On July 25, Univision mistakenly aired an advertisement wishing Puerto Rico a happy independence day. The company apologized for its mistake the next day by posting an announcement on Twitter.
Puerto Rico is a territory of the United States. It is not independent. The Island has local autonomy, which was granted by Congress and began on July 25, 1952. But it is still a territory.
Univision is not alone in its mistake. Confusion over Puerto Rico’s political status has plagued the Island ever since Congress approved the 1952 Puerto Rican constitution entitled, “The Constitution of the Commonwealth of Puerto Rico.” Upon enactment, people in Puerto Rico and throughout the broader U.S. began to refer to Puerto Rico as a “Commonwealth.”
While the “Commonwealth” label is technically correct, it is also meaningless. Puerto Rico is a territory. Congress was explicit when it enacted legislation in the 1950’s that Puerto Rico’s new power was limited to internal self-government. The U.S. House of Representatives and Senate were both clear that the new constitution “would not change Puerto Rico’s fundamental political, social, and economic relationship to the United States.” Upon signing the 1952 legislation, President Truman stated that “local self-government will be vested in the people of Puerto Rico,” not expanded national powers.

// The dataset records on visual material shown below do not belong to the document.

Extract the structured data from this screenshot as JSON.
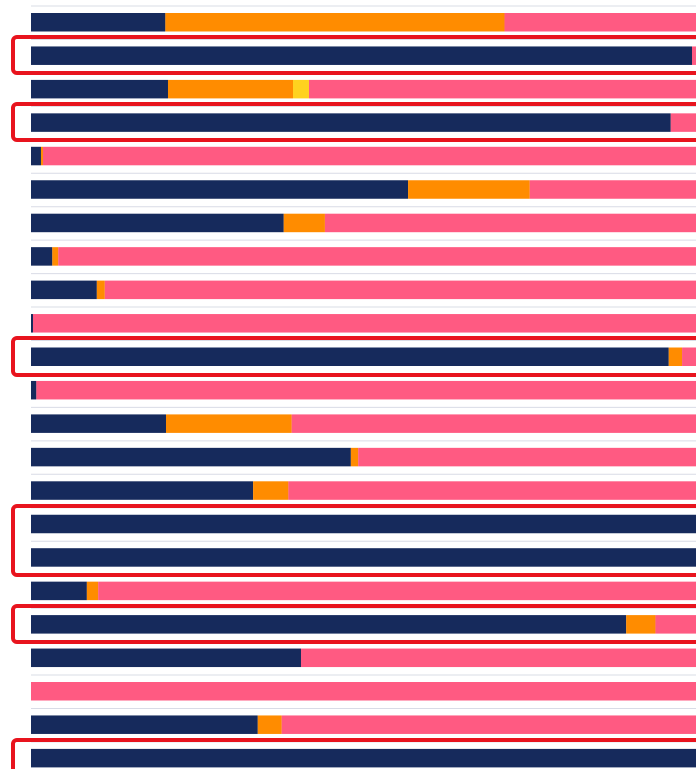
{
  "chart_data": {
    "type": "bar",
    "orientation": "horizontal",
    "stacked": true,
    "categories": [
      null,
      null,
      null,
      null,
      null,
      null,
      null,
      null,
      null,
      null,
      null,
      null,
      null,
      null,
      null,
      null,
      null,
      null,
      null,
      null,
      null,
      null,
      null
    ],
    "xlim": [
      0,
      100
    ],
    "series": [
      {
        "color": "#162a5c",
        "values": [
          20.2,
          99.4,
          20.6,
          96.2,
          1.5,
          56.7,
          38.0,
          3.2,
          9.9,
          0.3,
          95.9,
          0.8,
          20.3,
          48.1,
          33.4,
          100,
          100,
          8.4,
          89.5,
          40.6,
          0,
          34.1,
          100
        ]
      },
      {
        "color": "#ff8c00",
        "values": [
          51.0,
          0,
          18.8,
          0,
          0.3,
          18.3,
          6.2,
          0.9,
          1.2,
          0,
          2.0,
          0,
          18.9,
          1.1,
          5.3,
          0,
          0,
          1.7,
          4.4,
          0,
          0,
          3.6,
          0
        ]
      },
      {
        "color": "#ffd21f",
        "values": [
          0,
          0,
          2.4,
          0,
          0,
          0,
          0,
          0,
          0,
          0,
          0,
          0,
          0,
          0,
          0,
          0,
          0,
          0,
          0,
          0,
          0,
          0,
          0
        ]
      },
      {
        "color": "#ff5a82",
        "values": [
          28.8,
          0.6,
          58.2,
          3.8,
          98.2,
          25.0,
          55.8,
          95.9,
          88.9,
          99.7,
          2.1,
          99.2,
          60.8,
          50.8,
          61.3,
          0,
          0,
          89.9,
          6.1,
          59.4,
          100,
          62.3,
          0
        ]
      }
    ]
  }
}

Unfortunately, the “Commonwealth” label has taken on a second meaning that is as incorrect as Univision’s independence day mistake. Under this second meaning, Puerto Rico has power beyond anything granted in the U.S. Constitution. In fact, a Puerto Rican “Commonwealth” has more power than any State.
This enhanced “Commonwealth” status has been declared unconstitutional and impossible to implement by authorities throughout the U.S. government, over successive presidencies and Congresses. Yet it is this “Commonwealth” definition – and not a territorial “Commonwealth” – that has been placed on the ballot of Puerto Rico’s past referenda (leading to inconclusive results) and is even found in the “Commonwealth”/PDP platform today. (This platform explicitly calls for “sovereignty of the people of Puerto Rico, to which is not nor should be subject to the plenary powers of the United States Congress.”)
Univision’s mistake was just the latest and most obvious in a series of mischaracterizations about Puerto Rico’s “Commonwealth” political status that has plagued the Island for six decades. If this incident can advance public education and clarify confusion over the “Commonwealth” option it will have served a valuable purpose, particularly as we approach the referendum in November.